Zymolyase (lyticase) is a very important enzyme in microbiology, isolated from Arthrobacter luteus
. Zymolyase actively degrades yeast cell walls [1
]. The principal ingredient in zymolyase is β-1,3-glucan laminaripentaohydrolase, which hydrolyzes glucose polymers linked by β-1,3-bonds, producing laminaripentaose [1
]. Zymolyase also includes protease and mannase. These enzymes strongly degrade yeast cell walls. By changing pH or temperature, cell wall lysis and dehydration of glucan are easily achievable. For this reason, zymolyase is frequently used for the preparation of nucleic acids or soluble proteins from yeast cells, and many commercial kits involving such enzyme treatment have been released. However, digestion must be performed by incubating at moderate temperature for a given length of time, thereby having potential to change the yeast reaction. Forsburg [4
] introduced the RNA preparation method, involving 6 U/ml of enzyme at 37 °C for 30 min, and Klassen [5
] introduced 8 U/ml of enzyme over 1 h. These conditions may be considered moderate, and many commercial kits use higher concentrations (10–500 U/ml) and short-term incubation (15–30 min) at 37 °C. This is a strategy to avoid cell response resulting from enzymatic treatment.

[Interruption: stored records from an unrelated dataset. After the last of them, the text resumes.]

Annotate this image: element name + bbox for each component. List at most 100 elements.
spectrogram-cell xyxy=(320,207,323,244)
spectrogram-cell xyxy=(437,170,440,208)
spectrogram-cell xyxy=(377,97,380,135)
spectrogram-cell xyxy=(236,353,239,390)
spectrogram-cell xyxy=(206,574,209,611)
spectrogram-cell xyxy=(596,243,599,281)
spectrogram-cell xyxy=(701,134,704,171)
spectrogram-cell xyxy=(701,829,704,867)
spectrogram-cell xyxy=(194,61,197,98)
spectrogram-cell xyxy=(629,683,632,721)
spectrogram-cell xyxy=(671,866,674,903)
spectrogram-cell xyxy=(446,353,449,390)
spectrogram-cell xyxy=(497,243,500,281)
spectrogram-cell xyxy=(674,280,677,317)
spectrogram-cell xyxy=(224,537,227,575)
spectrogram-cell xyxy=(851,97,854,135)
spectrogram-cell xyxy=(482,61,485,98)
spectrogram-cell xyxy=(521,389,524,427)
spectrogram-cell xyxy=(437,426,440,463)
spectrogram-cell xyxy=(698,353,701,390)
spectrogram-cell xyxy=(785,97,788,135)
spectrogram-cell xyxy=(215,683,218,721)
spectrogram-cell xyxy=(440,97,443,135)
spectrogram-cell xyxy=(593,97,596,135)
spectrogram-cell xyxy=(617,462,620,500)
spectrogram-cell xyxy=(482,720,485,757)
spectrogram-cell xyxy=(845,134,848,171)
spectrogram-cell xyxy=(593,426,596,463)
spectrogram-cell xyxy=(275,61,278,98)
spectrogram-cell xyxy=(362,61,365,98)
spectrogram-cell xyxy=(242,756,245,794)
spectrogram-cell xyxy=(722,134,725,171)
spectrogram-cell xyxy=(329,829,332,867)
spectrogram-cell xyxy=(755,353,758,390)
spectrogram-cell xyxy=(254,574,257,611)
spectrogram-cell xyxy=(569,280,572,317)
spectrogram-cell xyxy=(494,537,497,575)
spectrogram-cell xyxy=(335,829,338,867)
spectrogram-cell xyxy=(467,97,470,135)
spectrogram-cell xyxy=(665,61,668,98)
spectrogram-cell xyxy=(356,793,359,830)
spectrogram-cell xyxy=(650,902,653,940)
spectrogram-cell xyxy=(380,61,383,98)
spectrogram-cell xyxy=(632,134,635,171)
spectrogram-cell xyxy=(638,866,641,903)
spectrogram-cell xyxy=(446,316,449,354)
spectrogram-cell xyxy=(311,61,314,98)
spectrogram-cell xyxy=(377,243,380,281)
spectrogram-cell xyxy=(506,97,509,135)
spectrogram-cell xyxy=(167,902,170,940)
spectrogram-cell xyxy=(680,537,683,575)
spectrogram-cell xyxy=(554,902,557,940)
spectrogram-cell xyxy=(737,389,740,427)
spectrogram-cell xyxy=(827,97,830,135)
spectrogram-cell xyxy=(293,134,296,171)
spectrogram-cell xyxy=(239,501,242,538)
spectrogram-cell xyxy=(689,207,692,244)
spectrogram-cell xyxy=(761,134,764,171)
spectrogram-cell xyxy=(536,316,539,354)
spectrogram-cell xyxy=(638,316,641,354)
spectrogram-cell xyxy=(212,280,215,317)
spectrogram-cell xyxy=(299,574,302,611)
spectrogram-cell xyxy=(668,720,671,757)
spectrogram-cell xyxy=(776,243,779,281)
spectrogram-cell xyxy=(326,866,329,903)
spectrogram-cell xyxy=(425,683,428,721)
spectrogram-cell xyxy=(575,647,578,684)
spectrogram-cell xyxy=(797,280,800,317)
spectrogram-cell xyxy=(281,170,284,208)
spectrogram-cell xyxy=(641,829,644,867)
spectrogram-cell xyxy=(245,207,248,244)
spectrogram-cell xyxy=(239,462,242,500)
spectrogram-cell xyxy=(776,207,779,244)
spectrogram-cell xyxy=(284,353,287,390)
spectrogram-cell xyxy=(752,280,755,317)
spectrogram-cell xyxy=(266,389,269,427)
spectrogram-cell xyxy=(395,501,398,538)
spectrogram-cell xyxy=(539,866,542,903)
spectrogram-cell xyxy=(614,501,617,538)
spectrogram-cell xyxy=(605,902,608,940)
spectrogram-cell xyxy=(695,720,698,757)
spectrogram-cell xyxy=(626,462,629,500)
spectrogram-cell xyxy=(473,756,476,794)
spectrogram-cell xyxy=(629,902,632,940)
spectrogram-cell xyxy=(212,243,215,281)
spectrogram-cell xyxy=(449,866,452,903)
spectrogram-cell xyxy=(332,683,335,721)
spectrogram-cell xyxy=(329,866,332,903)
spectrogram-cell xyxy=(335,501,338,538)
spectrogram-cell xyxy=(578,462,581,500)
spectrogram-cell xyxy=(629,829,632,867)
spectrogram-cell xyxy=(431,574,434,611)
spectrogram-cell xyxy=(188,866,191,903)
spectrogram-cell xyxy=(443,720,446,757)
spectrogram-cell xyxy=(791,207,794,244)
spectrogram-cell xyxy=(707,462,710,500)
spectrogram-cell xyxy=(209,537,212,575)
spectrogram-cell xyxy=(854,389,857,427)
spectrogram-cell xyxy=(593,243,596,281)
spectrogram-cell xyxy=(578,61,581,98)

Recently, there have been a number of studies on the influence of zymolyase. De Groot [6
], for example, measured cell density under 0.1 U/ml concentration at 37 °C for 1–4 h, and also reported the induction of cell wall genes and mitogen-activated protein kinase (MAPK)-related genes under 0.26 U/ml of zymolyase at 28 °C for 1–4 h, or 0.8 U/ml at 24 °C for 3 h, or 5 U/ml 24 °C for 2 h [7
]. Bermejo [10
] also investigated the influence of mutation on the MAPK pathway receptor under 0.8 U/ml at 24 °C for 3 h. Since these studies utilize long-term incubation, from 1 to 4 h, at low concentrations of digestion enzyme, gene expression data show significant changes. However, the reaction times of digestion reported by these studies are relatively longer than under RNA preparation conditions. If gene expression changes also occur during short-term reaction times such as those used for RNA preparation, then RNA preparation using the digestion method is confronted with a critical problem. Because the concentrations of digestive enzyme in RNA preparations are generally higher than in enzymatic studies, it is thought that stress is generated.
Moreover, Bermejo [11
] reported that SLT2
, a protein kinase of the cell integrity pathway on the MAPK cascade, was induced by 0.4 U/ml of zymolyase treatment at 24 °C for 15 min, and induction was maximized for 2 h. Generally, the incubation time for zymolyase treatment is 15–30 min; therefore, this report suggests that unintended gene expressions will be caused by zymolyase treatment for RNA preparation. What then is the influence of such treatment? Many recent protocols do not use enzyme treatment because it is known to cause complications. However, the concentrations and incubation times used in previous research do not correspond to each other, and therefore information regarding the influence of the enzymatic process in RNA preparation is insufficient and complicates our understanding of this method. To address this problem, we investigated the true influence of the enzyme method on RNA preparation.
There are several methods of yeast RNA preparation. The hot phenol method, the glass beads method, and the enzyme digestion method are generally used. Since the treatment time is the shortest in the glass bead method, the possibility of changing the gene expression is thought to be very low. Phenol denatures cell proteins and enzymes, so the hot phenol method is expected to suspend cell activity promptly. We used a commercial kit able to exploit the advantages of both methods. The influence of enzyme treatment was detected as gene expression changes using a DNA microarray.